Wednesday, September 18, 2013

OEIB Makeover Brought to You by Nike

Talk to any teacher, parent, student, or community member and chances are, they can't explain what it is they Oregon Education Investment Board does or even why it exists.

Let's face it, the OEIB has an image problem. Even interim Chief Education Officer Nancy Golden recognizes this.

At the August 13th OEIB meeting, Nancy Golden, in her recap of where the OEIB has been, mentioned that they needed to basically get people to understand what it was they did.  Only Oregon Education Association President, Hanna Vaandering raised important questions regarding how important it is to support and fund what schools say they need to show success.  But unfortunately, her voice is outnumbered with the current make up of the OEIB board.

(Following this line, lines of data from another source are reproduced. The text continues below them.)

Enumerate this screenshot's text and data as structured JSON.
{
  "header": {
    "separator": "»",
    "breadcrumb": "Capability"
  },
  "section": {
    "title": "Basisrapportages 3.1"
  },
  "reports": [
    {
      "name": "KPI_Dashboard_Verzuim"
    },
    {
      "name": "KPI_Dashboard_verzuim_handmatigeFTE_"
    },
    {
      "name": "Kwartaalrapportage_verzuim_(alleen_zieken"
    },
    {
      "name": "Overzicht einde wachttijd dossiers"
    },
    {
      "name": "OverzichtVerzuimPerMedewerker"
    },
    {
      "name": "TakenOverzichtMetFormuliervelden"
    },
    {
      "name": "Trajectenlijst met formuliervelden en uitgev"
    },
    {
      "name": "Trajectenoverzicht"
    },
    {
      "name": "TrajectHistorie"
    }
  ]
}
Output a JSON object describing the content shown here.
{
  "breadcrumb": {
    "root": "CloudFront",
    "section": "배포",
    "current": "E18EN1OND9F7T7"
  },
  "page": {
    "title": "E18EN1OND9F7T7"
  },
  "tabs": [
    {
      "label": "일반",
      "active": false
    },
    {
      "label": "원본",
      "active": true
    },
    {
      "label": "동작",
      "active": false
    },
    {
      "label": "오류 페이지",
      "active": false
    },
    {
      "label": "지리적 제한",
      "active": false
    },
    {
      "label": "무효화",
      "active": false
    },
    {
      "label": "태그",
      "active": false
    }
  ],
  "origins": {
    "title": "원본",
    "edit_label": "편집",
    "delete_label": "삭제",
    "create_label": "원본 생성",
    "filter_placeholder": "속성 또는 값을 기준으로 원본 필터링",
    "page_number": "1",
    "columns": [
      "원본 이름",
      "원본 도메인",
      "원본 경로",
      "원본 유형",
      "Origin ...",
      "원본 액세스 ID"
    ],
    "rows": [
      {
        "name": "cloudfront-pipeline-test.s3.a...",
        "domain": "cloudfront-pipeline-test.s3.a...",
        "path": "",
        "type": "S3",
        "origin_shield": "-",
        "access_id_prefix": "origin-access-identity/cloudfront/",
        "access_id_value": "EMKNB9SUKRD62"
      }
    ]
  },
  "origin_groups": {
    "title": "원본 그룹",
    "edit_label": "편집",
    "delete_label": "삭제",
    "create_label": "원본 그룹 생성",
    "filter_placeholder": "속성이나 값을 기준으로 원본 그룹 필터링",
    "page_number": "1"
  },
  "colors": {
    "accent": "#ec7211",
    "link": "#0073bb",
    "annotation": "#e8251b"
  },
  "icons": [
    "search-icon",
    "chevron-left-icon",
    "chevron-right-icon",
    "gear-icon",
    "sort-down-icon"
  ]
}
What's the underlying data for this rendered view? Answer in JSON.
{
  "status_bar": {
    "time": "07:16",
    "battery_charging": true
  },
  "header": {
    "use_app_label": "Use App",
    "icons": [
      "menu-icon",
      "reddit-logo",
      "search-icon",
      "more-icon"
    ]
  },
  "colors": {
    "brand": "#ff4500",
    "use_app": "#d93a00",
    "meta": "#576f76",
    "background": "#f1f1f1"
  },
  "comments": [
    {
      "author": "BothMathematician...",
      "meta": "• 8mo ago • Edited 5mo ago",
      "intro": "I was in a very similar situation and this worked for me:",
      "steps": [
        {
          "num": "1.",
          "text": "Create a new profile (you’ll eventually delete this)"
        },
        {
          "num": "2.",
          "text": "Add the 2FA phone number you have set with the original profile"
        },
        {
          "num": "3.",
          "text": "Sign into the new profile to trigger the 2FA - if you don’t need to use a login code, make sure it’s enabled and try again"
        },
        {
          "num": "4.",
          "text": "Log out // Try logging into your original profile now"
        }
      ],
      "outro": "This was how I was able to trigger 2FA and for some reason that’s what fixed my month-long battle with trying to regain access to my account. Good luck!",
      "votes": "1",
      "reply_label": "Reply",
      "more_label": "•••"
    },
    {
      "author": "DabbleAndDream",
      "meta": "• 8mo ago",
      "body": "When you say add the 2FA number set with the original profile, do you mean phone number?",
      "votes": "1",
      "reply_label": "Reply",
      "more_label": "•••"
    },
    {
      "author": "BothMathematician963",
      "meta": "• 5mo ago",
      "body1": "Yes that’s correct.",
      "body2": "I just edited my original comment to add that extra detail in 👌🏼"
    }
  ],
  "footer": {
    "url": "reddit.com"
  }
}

Even after Ben Cannon's speech about how much of what the OEIB does is "advisory with a capital A" (much to Ron Saxton's chagrin) and how they have "influence" in shaping education policy in Oregon, it was clear that the OEIB is seeking their own version of an Extreme Makeover.  They hope to reach out to various groups, such as parents and the clergy, so they have a better understanding of what the OEIB is trying to do with such things as the 40/40/20, inputs and outcomes, silos, and longitudinal data systems. What about the kids?  Anyone really paying attention to what kids need outside of being a data point?


But wait, there's more!  Nike is coming to the rescue, and Golden is excited about it, as she gushes to members of the OEIB  about a wonderful opportunity where Nike is offering to send one of their people to help "operationalize the strategic plan."  Huh?

The OEIB is about to be branded.  What do companies do when they can't sell their product as easily as they had hoped?  Go back to the marketing table and re-brand.  And as Golden says at the August 13th OEIB meeting, " I don’t think anyone brands better than Nike."
  
After all they made Air Jordan's a hot commodity.  

In Macklemore's song "Wings", he sings in reference to his shoes growing up:

"My movement told me be a consumer and I consumed it
They told me to just do it, I listened to what that swoosh said
Look at what that swoosh did
See it consumed my thoughts
Are you stupid, don't crease 'em, just leave 'em in that box
Strangled by these laces, laces I can barely talk
That's my air bubble and I'm lost, if it pops
We are what we wear, we wear what we are
But see I look inside the mirror and think Phil Knight tricked us all
Will I stand for change, or stay in my box
These Nikes help me define me, but I'm trying to take mine, off."


Now the OEIB wants Nike to save them, because deep down they know they are a tough sell.  We as teachers and parents know what our kids need without a bunch of new bureaucracy, plans, and schemes.  We do need funding, but it is currently being sucked away to new positions and projects being created by the OEIB as they go. 

Getting Nike involved may have some celebrity cache, but it will come at a price.  The price will be the loss of our democratic public schools that serve all children and provide them with a well-rounded quality education--complete with a full school year, counselors, nurses, no more high-stakes testing, trusted teachers, smaller class sizes; PE, music, and library specialists, project-based learning, field trips, and locally-created curriculum.

Instead, the OEIB has to sell their version of corporate education reform that wants to run our schools and educate kids like a business.  The new system creates competition for funding as proof of being a good investment---that is proof according to a test score--which is a dangerous practice.  This idea of running schools like a business will never be successful--not when your "business" is educating the minds of growing children.  There is no silver bullet, one-size fits all solution to this, and to follow this approach will decimate our public schools.

But maybe that is the plan.  Because others want it to fail, so they can profit.  Who are the "others?"  Stand for Children.  Oregon Business Association.  Portland Business Alliance. Pearson--for starters. 

We parents, teachers, students, and community members need to see through this "commercial" for corporate education reform.  We have had it for over a decade and it is a failure--first NCLB, then the NCLB Waiver, and now the 40/40/20.  Their next hope is to sell it with the branding experts at Nike.

You can makeover the OEIB, but makeovers are usually surface changes with little substance.  Eventually you have to deal with what one is on the inside.

No amount of branding will work if we can see through their charade.

As Macklemore sings, "Will I stand for change, or stay in my box"?